Güneş Vakfının devam eden geleneksel sohbet toplantılarında bu hafta şiir konuşuldu. Erzurumlu şair ve yazar İsmail Bingöl; “Ay Düşleri” adlı şiir kitabını anlattı, şiirlerinden örnekler sundu.
//ŞİİR VE HAYAT
Kitabın nasıl oluştuğuna ve yıllar içerisinde şiirle olan irtibatının nasıl devam ettiğine geçmeden önce, şiirin bizim toplumumuzda ne olup ne olmadığına, nasıl algılandığına ve nasıl anlaşıldığına dair düşüncelerini açıklayan Bingöl; şunları söyledi; “Aslında, şiir çağlar boyunca insanoğlunun içinde var olan iyiye, doğruya ve güzele ulaşma isteğinin bir sonucudur. Şiirin olmadığı yerde insan sevgisi eksik kalacak, hatta insanlar korkunç bir duygusuzluğun pençesine düşecektir. Çünkü şiir yaşadığımız dünyanın güzelliklerine yeni güzellikler katmakta, hayatı bizim için daha renkli, daha güzel ve daha anlamlı kılmaktadır. Büyük acılar, büyük serüvenler, büyük zalimlerin mazlumlara ettiği zulümler de, ancak şiir sayesinde bir yankı olup yaşar, sarsar yürekleri, asırdan asra dilden dile dolaşır ve unutulmaz kılar o insanları ve kötülüklerini… Ve lanetlenirler kendilerinden sonra gelen niceleri tarafından… Ve de büyük aşklar, sevdalar içinde geçerlidir bu söylediğimiz. Şiir hatırlatır bu büyük aşkların büyük insanlarını ve yıllar sonra bile insanlar onların aşk uğruna çektiklerinden etkilenip, onlar için üzülürler. Aşk bütün görkemiyle yüzünü ancak şiirde gösterir.”
//25 YILLIK EMEK
25 yılı aşkın bir süredir yazdığı şiirlerden seçtikleriyle meydana getirdiği “Ay Düşleri” adlı şiir kitabının bir araya geliş ve yayınlanış serüveninden söz eden şair ve yazar İsmail Bingöl; kendisini etkileyen temaların başında hüzün, yalnızlık, aşk, şehir geldiğini belirtti.
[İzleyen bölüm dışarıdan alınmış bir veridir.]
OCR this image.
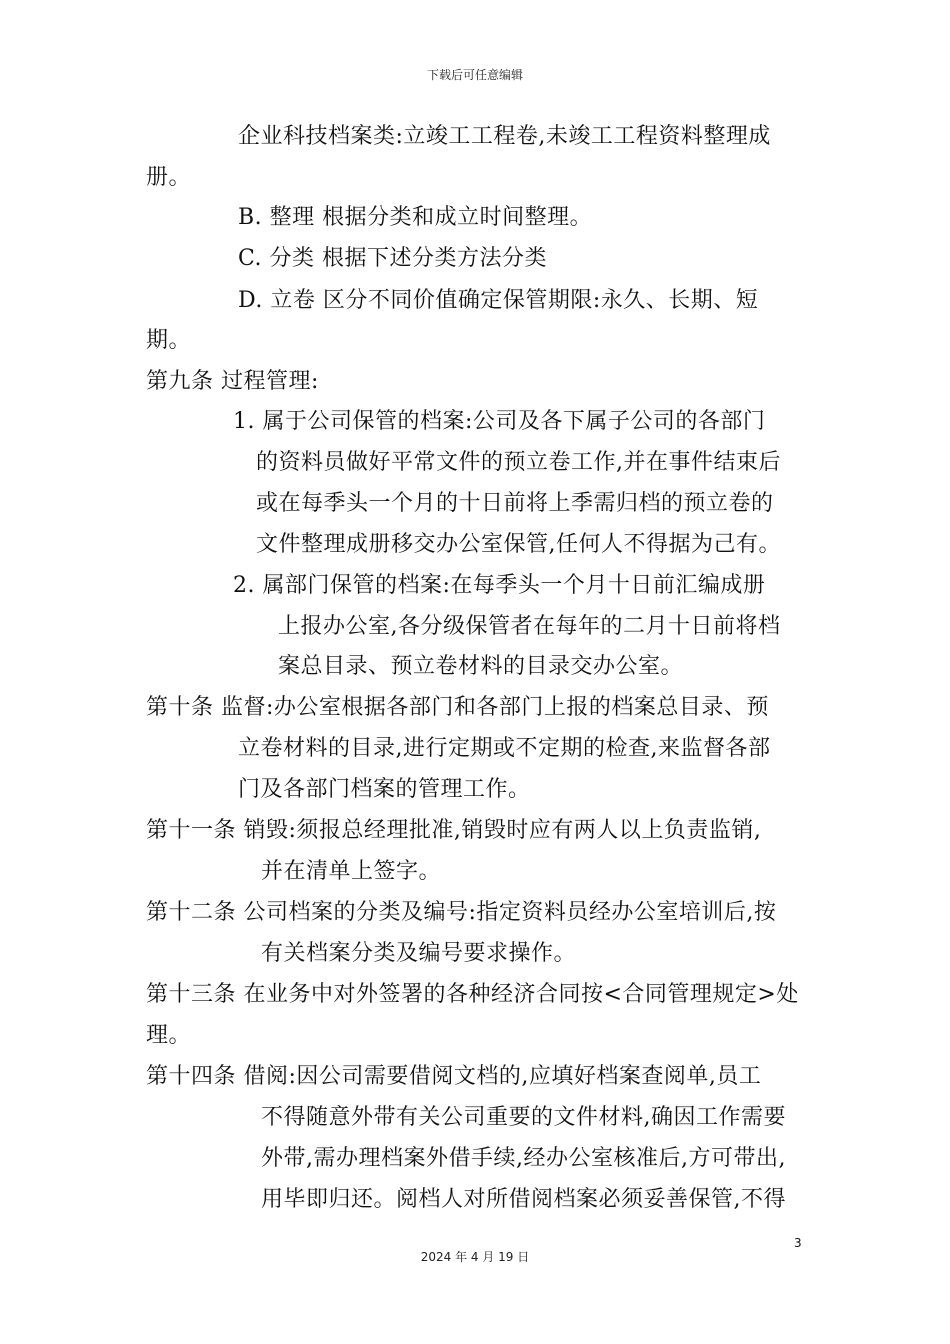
下载后可任意编辑
企业科技档案类:立竣工工程卷,未竣工工程资料整理成
册。
B. 整理 根据分类和成立时间整理。
C. 分类 根据下述分类方法分类
D. 立卷 区分不同价值确定保管期限:永久、长期、短
期。
第九条 过程管理:
1. 属于公司保管的档案:公司及各下属子公司的各部门
的资料员做好平常文件的预立卷工作,并在事件结束后
或在每季头一个月的十日前将上季需归档的预立卷的
文件整理成册移交办公室保管,任何人不得据为己有。
2. 属部门保管的档案:在每季头一个月十日前汇编成册
上报办公室,各分级保管者在每年的二月十日前将档
案总目录、预立卷材料的目录交办公室。
第十条 监督:办公室根据各部门和各部门上报的档案总目录、预
立卷材料的目录,进行定期或不定期的检查,来监督各部
门及各部门档案的管理工作。
第十一条 销毁:须报总经理批准,销毁时应有两人以上负责监销,
并在清单上签字。
第十二条 公司档案的分类及编号:指定资料员经办公室培训后,按
有关档案分类及编号要求操作。
第十三条 在业务中对外签署的各种经济合同按<合同管理规定>处
理。
第十四条 借阅:因公司需要借阅文档的,应填好档案查阅单,员工
不得随意外带有关公司重要的文件材料,确因工作需要
外带,需办理档案外借手续,经办公室核准后,方可带出,
用毕即归还。阅档人对所借阅档案必须妥善保管,不得
3
2024 年 4 月 19 日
Her şairin yaşadığı ve ömrünü geçirdiği şehre bîgâne kalamayacağını ve mutlaka onunla ilgili mısraların şiir dünyasının bir bölümünü oluşturacağını ifade eden Bingöl; bu durumun kendisinde de meydana geldiğini ve onun için de, kitabın sonunda “Yaşadığım Şehir İçin” başlığıyla Erzurum’a yazdığı şiirlerin bir arada bulunduğunu söyledi.
Konuşmasının sonunda şiirin sadece ana dille yazıldığına, dilin yaşaması için şiirimizin de yaşaması ve yaşatılması gerektiğine vurgu yapan İsmail Bingöl; okuduğu şiirlerle duygusal bir ortamın oluşmasına sebep oldu.